Analysis of Supersize Me


Published on

An analysis of Supersize Me and its expository features.

1 Comment
  • You are welcome to visit our brilliant writing company in order to get rid of your academic writing problems once and for all!
    Are you sure you want to  Yes  No
    Your message goes here
No Downloads
Total views
On SlideShare
From Embeds
Number of Embeds
Embeds 0
No embeds

No notes for slide

Analysis of Supersize Me

  1. 1. Supersize Me was made by Morgan Spurlock. He follows a 30- day period from February 1 to March 2, 2003 during which he ate only McDonald’s food. The film documents this lifestyle’s drastic effect on Spurlock’s physical and psychological well-being, and explores the fast food industry’s corporate influence, including how it encourages poor nutrition for its own profit. The documentary was nominated for an Academy Award for Documentary Feature.
  2. 2. Produced by: Morgan Spurlock Written by: Morgan Spurlock Starring: Morgan Spurlock Alexandra Jamieson Cinematography: Scott Ambrozy Editing by: Julie "Bob" Lombardi Distributed by: Samuel Goldwyn Films Roadside Attractions Release date: May 7, 2004 Running time: 98 min. Country: United States Language: English Budget: $1,065,000 Box office: $30,000,000
  3. 3. Spurlock has specific rules governing his eating habits: • He must fully eat three McDonald's meals per day: breakfast, lunch, and dinner. • He must consume every item on the McDonald's menu at least once over the course of the 30 days • He must only ingest items that are offered on the McDonald's menu, including bottled water.

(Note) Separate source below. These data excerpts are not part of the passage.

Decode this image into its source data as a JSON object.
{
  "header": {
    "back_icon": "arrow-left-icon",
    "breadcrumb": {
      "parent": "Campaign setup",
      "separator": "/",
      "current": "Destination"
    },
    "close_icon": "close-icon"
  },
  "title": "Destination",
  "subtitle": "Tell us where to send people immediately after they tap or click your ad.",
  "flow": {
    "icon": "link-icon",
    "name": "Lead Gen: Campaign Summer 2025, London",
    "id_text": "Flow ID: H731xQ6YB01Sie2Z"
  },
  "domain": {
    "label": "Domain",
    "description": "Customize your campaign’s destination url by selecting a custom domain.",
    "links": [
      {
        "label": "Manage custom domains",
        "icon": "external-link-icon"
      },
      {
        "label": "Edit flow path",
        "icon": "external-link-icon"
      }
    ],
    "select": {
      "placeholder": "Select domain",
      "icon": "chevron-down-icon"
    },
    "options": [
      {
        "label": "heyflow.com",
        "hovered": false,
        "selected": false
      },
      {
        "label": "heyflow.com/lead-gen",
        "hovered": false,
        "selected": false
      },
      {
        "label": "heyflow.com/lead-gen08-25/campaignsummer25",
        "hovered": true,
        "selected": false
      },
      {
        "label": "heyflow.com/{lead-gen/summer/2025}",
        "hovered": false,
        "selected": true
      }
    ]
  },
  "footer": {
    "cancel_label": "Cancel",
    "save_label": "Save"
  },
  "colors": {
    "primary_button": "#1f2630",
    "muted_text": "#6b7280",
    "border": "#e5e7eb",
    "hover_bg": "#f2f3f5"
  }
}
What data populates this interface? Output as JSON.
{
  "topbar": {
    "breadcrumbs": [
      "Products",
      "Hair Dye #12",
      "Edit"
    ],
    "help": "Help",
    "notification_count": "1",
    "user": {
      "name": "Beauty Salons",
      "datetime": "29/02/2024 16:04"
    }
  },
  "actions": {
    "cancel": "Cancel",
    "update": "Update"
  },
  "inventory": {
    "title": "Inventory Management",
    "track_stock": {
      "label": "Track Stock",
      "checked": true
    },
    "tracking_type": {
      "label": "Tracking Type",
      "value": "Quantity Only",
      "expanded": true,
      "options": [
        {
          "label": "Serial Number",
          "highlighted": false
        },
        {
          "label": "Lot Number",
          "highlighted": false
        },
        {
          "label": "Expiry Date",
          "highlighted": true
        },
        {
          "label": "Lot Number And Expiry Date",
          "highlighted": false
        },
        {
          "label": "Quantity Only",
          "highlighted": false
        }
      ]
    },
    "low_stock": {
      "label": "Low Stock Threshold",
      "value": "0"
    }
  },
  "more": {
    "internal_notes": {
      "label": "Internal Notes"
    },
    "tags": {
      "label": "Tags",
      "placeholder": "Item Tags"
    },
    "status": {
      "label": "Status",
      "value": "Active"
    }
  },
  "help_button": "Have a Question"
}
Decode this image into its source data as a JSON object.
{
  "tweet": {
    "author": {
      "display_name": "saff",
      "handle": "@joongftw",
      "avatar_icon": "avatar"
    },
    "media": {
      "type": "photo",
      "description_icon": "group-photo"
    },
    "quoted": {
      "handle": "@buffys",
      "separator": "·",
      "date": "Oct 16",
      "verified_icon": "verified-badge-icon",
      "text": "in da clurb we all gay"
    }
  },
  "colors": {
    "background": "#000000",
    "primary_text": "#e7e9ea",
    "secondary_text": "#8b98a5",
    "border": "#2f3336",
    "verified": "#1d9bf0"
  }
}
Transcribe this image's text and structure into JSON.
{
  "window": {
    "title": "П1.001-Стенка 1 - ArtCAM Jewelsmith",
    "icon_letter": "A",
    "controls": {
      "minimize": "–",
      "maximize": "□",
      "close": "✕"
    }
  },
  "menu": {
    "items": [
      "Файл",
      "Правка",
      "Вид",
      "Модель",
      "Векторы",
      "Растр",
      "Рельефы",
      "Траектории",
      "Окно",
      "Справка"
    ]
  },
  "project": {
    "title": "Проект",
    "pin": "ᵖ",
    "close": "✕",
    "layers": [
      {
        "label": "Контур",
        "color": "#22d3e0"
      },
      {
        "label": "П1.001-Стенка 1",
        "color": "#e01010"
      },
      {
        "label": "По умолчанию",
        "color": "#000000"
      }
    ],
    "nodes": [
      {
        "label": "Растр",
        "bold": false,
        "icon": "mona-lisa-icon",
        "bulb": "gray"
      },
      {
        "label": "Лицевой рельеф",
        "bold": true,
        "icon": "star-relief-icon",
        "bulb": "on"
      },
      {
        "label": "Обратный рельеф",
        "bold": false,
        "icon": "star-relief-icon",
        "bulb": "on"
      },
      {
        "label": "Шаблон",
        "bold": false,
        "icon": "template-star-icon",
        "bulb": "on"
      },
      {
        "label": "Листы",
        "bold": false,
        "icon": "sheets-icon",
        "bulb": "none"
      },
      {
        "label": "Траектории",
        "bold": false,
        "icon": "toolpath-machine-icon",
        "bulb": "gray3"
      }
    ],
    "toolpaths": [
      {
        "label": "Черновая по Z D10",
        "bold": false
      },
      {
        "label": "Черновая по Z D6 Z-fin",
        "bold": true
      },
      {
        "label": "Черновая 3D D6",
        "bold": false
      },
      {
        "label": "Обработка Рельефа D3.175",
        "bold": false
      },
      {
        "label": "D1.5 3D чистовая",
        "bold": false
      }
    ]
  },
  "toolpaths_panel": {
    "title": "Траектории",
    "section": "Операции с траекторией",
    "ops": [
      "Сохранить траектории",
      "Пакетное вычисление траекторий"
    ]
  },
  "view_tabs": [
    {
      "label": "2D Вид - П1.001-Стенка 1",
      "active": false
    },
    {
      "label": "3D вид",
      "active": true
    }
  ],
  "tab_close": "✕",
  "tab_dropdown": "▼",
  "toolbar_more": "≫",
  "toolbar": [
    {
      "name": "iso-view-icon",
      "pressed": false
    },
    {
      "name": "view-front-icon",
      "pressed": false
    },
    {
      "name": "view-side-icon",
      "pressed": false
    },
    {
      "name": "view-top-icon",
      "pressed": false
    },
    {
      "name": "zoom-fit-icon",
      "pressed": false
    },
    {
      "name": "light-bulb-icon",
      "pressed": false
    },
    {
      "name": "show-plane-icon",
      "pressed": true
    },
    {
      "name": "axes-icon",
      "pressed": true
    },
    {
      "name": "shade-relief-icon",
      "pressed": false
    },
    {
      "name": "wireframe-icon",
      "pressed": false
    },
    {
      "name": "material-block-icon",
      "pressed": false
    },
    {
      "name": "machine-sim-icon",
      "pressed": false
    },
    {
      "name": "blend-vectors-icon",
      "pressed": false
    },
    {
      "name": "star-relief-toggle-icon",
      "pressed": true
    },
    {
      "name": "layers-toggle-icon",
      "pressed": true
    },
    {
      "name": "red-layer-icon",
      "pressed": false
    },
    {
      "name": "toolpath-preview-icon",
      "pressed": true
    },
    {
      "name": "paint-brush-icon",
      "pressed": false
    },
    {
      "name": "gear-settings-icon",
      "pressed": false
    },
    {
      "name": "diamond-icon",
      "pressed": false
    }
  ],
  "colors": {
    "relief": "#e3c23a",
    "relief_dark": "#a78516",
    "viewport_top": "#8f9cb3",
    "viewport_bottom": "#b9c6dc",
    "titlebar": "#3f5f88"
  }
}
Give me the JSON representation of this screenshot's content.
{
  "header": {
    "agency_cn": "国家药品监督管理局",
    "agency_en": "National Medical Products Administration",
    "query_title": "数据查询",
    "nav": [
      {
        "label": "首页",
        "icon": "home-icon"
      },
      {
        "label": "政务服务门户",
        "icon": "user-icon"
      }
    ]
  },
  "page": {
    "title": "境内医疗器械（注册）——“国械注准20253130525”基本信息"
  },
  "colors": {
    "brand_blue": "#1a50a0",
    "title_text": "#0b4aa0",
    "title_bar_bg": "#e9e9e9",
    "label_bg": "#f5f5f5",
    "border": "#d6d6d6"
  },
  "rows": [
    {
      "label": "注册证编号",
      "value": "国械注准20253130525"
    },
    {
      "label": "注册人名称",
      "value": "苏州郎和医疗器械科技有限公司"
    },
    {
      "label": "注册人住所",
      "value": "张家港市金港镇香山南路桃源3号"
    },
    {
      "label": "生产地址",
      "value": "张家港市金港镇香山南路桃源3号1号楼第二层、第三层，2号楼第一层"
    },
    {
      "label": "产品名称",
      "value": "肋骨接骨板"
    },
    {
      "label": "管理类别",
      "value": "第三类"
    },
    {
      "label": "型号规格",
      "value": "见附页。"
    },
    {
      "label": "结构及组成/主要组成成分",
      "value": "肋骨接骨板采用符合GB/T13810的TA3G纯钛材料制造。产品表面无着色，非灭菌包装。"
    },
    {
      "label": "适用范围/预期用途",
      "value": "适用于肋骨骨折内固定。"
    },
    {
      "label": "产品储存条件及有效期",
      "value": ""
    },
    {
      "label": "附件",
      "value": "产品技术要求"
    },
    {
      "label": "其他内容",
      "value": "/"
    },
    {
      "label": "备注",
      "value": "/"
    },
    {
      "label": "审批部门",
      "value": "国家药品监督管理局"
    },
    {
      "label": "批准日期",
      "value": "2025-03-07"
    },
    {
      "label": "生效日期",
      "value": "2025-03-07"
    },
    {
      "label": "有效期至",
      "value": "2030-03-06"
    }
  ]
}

All outside consumption of food is prohibited. • He must Super Size the meal when offered, but only when offered (i.e., he is not able to Super Size items himself) • He will attempt to walk about as much as a typical U.S citizen.
  4. 4. The message is more one of personal responsibility than corporate accusation: Advertising is powerful but wrong. Children need help to find healthy food. Personal choices have powerful consequences.
  5. 5. Morgan Spurlock is the authority in this documentary, he acts as the ‘voice of God’ in the form of voice overs, in order to interpret the material we are watching. We are expected to trust the narration, it also acts as an anchor for the visual material.
  6. 6. The script is the exposition, the argument behind the documentary, it provides a structure to the film. Morgan Spurlock divides his documentary into sections/chapters, in each one Morgan Spurlock addresses different factors for his argument.
  7. 7. Morgan Spurlock simplifies his argument to a certain extent, however he makes it clear that McDonalds is not the only problem in the obesity crisis in America. He sets out to answer these questions: Are the food companies solely to blame for this epidemic? Where is the personal responsibility stop and corporate responsibility begin? Is fast food really that bad for you? Would it be unreasonably dangerous? He does attend to these questions but often always going back to McDonalds problems. He simplifies his argument from the outset in the way he carries out the documentary, he knew the consequences of the McDonalds diet before he began it.
  8. 8. Morgan Spurlock uses cartoons and animation in his interview, he uses negative images of fat men and crying clowns to push his message forward about fast food.
  9. 9. Morgan Spurlock used many different types of interview. He has shots of him and his and his medical personal speaking about how his health has deteriorated dramatically. This is a conversational style of interview. He also has shots of the General Surgeon on his own. This is an example of a talking head interview. The other type of interview he uses is with random people on the street. This gets public opinion. He also has formal interviews with employees of McDonalds and other industries.
  10. 10. In the United Kingdom, McDonald's placed a brief ad in the trailers of showings of the film, pointing to the website . The advertisement stated, "See what we disagree with. See what we agree with." The film was the inspiration for the BBC television series ‘The Supersizers’ in which the presenters dine on historical meals and take medical tests to ascertain the impact on their health. McDonalds got rid of supersize meals and showed calorie content for most meals on the McDonalds menu.